Joseph Calleja is one of the new crop of exciting young tenors in the Italian repertory. A sturdy, masculine figure — taller than almost anyone else at the court of Mantua — he acted and sang the seductive Duke with careless elegance and athletic ease, with a fluid, forthright tenor and sudden diminuendos at moments for dramatic effect. It was a completely reliable performance if not yet quite so polished as (for example) Ramón Vargas ten years ago, but in that line and heading in that graceful direction.

Diana Damrau has a cool, refreshing voice, clear and house-filling, and she is an ardent actress. One could hope for a more precise trill, and — perhaps on the conductor’s insistence — she omitted optional high notes everywhere and the long trail-off with which Gildas used to leave the stage after “Caro nome,” but in this age of more realistic acting and “come scritto” singing, she is a first-rate Gilda. Too, she is a tiny woman and makes the right vulnerable impression beside a tall Duke and a tall Sparafucile. She can also seem to whisper (at such moments as her shamed entrance in Act II) when she is doing nothing of the sort, and then surprise us with the power of her protest at her father’s plans for vengeance. I’m sure the first-timers will remember her fondly at more ordinary Rigolettos.

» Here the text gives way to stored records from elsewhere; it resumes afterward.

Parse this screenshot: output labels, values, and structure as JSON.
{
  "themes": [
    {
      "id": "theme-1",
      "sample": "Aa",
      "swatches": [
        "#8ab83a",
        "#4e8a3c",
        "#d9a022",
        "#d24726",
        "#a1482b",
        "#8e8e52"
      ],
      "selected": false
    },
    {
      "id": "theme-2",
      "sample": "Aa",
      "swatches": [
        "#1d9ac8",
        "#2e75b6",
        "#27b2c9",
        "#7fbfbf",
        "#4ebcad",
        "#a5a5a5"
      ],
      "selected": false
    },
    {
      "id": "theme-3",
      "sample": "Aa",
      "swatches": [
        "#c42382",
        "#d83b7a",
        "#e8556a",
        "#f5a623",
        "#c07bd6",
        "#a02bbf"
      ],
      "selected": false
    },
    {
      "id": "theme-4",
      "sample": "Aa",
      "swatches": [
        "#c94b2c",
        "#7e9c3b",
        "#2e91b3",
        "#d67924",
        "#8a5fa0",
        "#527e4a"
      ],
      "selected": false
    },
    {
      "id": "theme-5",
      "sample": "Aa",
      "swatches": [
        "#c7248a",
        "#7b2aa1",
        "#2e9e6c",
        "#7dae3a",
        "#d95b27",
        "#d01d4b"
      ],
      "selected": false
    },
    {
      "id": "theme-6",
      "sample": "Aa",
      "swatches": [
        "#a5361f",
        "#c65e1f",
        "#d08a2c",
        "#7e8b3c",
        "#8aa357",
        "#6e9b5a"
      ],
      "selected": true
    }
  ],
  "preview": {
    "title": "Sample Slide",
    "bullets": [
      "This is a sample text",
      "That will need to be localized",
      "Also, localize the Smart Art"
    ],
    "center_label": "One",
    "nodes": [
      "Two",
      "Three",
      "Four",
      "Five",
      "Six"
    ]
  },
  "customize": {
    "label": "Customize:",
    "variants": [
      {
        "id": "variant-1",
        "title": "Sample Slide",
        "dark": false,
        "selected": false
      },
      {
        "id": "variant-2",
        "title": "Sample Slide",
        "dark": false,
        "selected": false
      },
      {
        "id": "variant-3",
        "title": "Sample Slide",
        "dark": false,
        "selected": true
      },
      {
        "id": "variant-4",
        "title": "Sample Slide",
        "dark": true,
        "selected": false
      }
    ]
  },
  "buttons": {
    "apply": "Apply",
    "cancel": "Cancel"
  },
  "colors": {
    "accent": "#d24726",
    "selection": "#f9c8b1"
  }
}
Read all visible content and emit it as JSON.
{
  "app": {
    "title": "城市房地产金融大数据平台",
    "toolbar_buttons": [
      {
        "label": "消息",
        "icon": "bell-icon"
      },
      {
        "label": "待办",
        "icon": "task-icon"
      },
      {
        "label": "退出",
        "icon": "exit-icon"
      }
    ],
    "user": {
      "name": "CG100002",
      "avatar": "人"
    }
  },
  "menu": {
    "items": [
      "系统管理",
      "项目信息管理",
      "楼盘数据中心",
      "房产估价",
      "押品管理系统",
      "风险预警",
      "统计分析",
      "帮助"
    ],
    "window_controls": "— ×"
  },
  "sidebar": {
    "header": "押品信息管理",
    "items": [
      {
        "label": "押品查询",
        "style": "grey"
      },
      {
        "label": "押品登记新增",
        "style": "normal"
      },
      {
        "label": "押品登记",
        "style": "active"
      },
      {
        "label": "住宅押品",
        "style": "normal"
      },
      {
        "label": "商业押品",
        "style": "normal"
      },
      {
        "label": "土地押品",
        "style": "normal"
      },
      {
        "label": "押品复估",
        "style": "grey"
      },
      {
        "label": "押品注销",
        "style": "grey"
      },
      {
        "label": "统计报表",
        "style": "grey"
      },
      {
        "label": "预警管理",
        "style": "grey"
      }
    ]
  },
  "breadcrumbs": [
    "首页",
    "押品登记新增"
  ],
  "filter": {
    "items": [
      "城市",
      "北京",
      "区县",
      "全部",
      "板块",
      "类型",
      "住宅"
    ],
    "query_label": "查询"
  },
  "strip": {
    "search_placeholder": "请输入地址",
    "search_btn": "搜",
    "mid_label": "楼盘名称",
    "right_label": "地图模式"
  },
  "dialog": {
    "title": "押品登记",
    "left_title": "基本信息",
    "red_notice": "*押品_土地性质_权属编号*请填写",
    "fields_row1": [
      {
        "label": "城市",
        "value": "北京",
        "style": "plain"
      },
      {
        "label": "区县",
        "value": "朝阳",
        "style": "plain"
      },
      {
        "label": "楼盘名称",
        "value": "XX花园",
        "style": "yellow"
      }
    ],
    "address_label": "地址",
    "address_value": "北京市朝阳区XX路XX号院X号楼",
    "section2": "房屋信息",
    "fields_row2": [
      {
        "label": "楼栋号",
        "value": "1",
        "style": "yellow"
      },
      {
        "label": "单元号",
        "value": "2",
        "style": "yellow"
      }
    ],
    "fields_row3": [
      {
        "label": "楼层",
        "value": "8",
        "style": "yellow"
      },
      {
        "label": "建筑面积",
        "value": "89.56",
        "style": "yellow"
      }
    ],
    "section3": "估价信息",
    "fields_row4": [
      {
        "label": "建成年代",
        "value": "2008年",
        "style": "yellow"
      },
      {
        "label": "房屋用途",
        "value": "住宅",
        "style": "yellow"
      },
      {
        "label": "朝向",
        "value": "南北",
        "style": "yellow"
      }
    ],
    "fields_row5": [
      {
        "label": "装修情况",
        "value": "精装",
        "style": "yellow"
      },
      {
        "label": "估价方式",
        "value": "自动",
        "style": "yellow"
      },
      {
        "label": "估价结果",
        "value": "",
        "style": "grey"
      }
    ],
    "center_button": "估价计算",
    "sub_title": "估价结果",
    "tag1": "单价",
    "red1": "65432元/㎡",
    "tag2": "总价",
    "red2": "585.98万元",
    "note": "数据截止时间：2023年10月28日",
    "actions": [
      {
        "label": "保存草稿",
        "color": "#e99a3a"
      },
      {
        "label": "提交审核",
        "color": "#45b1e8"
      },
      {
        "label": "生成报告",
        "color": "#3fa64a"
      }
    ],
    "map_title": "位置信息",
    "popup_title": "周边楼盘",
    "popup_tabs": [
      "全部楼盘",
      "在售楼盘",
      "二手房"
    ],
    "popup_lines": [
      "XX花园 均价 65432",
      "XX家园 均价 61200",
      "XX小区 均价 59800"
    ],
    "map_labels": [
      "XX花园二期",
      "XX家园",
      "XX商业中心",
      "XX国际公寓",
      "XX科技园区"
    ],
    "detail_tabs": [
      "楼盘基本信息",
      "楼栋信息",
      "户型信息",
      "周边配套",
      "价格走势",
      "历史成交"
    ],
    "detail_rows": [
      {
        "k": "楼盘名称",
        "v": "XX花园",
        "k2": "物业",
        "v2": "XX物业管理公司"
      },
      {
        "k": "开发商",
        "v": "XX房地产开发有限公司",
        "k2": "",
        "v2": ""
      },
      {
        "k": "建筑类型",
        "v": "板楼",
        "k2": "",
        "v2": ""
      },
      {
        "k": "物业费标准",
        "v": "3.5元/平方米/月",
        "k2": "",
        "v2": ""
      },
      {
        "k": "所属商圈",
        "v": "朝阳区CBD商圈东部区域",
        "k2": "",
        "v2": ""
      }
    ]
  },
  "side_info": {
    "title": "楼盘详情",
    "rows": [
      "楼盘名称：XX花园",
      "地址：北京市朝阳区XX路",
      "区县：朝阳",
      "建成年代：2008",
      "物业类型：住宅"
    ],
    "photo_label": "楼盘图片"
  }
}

RIGOLETTO_Calleja_as_Duke_1.gifJoseph Calleja as the Duke [Photo by Ken Howard courtesy of The Metropolitan Opera]

Roberto Frontali may lack the power to knock us out with “Cortigiani,” but he sings and plays a, convincing portrait of Verdi’s humanized monstrosity, a man eaten up by hatred of the world and of his own place in it, whose one soft spot is invaded and infected by the very viciousness he has himself encouraged in the corruptions of the court. His snarling contempt in the final scene for what he thinks is the corpse of his former master riveted the house, his horror brought shock (and a marked cessation of coughing). It made a solid, convincing centerpiece to an opera too easy to lose to the charms of an ideal Duke or Gilda.

Raymond Aceto’s Sparafucile rumbled on the low notes; he aroused great enthusiasm — who doesn’t love an unembarrassed professional villain? The smaller roles were well and enthusiastically handled all around, especially David Crawford’s nervous Ceprano, Kathryn Day’s firm-voiced Giovanna, and Viktoria Vizin’s Maddalena, determined that her legs should share the honors with her voice.